BBC to aid police with church abuse inquiry

By Press Gazette

Today broadcast prompted police investigation

The BBC has agreed to co-operate with a police investigation into claims that the head of the Roman Catholic church in England and Wales covered up the activities of a paedophile priest.

Radio 4’s Today reporter, Angus Stickler, has agreed to provide details of documents he saw while investigating claims that Cardinal Cormac Murphy-O’Connor, the Archbishop of Westminster, had ignored professional advice about the priest’s paedophile tendencies when he employed him in his diocese and that he ignored complaints made against him.

Stickler has agreed to give details of 25 letters he saw during his investigation, broadcast two years ago, written by Cardinal Murphy-O’Connor to the priest, health professionals and church officials.

The BBC said he had agreed to do so on condition that he would not reveal the identity of his sources. "He was happy to help the inquiry on that understanding," a BBC spokesman said.

The police inquiry began after Stickler’s story was broadcast on the Today programme two years ago and a member of the public made a complaint to the police.

The Roman Catholic Church has already been rocked by a series of allegations of child abuse and cover-ups in Ireland, the US and Australia.
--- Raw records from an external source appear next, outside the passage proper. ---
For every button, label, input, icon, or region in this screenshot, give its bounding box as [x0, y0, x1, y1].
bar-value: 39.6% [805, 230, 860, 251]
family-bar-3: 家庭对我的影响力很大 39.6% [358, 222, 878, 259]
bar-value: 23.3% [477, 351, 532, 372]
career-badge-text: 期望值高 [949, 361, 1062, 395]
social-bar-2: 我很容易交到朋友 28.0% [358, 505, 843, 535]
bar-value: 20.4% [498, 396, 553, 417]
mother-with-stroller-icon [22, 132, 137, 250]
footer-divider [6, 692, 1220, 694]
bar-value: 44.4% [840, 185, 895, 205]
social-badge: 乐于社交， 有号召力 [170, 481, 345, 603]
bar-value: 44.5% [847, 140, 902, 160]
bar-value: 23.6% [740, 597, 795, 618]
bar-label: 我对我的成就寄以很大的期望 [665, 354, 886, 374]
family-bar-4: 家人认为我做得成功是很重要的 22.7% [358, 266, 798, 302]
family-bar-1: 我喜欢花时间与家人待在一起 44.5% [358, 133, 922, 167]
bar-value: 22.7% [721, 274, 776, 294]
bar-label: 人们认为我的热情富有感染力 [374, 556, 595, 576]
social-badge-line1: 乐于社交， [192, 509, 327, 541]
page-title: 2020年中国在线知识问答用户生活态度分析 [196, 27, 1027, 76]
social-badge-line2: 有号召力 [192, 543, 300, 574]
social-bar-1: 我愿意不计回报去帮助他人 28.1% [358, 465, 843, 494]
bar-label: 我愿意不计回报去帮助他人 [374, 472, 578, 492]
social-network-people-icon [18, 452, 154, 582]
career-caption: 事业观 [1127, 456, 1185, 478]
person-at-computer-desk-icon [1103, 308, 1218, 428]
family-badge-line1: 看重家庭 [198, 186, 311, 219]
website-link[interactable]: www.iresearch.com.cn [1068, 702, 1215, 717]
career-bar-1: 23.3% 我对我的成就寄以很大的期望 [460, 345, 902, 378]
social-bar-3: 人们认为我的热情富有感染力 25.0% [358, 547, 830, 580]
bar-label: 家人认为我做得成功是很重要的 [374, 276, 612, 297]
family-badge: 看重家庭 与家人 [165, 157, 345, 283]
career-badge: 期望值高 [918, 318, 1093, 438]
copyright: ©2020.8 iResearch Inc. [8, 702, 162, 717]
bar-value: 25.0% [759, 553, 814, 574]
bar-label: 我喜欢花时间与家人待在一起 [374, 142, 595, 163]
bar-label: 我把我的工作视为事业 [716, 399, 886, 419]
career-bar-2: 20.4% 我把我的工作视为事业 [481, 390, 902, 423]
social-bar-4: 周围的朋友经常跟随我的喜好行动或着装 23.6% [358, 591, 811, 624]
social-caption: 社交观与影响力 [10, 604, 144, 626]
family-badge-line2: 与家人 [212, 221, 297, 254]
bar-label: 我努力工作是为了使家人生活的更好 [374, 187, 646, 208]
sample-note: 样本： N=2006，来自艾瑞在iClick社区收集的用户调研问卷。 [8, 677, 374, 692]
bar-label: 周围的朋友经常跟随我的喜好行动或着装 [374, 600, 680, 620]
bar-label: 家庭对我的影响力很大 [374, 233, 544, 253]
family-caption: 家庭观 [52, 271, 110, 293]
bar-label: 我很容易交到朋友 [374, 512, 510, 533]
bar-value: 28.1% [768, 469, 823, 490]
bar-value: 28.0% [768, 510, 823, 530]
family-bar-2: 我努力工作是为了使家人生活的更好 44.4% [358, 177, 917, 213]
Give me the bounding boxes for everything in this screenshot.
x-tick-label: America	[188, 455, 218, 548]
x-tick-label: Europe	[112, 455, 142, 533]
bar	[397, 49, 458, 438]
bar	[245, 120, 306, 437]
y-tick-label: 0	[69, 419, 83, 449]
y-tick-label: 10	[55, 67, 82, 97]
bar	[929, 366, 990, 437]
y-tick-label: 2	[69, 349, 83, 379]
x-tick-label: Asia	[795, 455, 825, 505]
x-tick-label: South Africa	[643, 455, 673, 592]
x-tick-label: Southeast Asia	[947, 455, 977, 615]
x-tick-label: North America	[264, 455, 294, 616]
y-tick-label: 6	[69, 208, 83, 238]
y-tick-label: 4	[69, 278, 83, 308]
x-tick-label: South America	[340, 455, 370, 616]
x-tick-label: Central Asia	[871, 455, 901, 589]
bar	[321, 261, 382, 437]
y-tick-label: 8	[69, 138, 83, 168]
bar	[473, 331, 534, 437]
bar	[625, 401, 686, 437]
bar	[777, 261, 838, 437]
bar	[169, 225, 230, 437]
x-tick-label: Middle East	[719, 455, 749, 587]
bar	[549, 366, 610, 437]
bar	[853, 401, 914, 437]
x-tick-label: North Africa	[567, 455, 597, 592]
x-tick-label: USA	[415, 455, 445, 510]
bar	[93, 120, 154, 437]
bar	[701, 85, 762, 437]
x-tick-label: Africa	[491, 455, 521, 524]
Now the reputation of the Church in the UK has also been brought into question by this investigation.

The BBC was aware that the police were investigating whether Cardinal Murphy-O’Connor hampered the prosecution of the priest but had agreed not to report the story until the Crown Prosecution Service had decided to press charges. The story was revealed as an exclusive by the Sunday Mirror this week.

Police from Sussex, Surrey and Scotland Yard are concentrating on a period in the Eighties when the cardinal was Bishop of Arundel and Brighton and one of his priests faced accusations of child abuse.

The priest, who cannot be named as he is currently on trial for different charges of abuse, was moved to a different post after allegations were made against him to Cardinal Murphy-O’Connor. He was later convicted of offences over a 20-year period.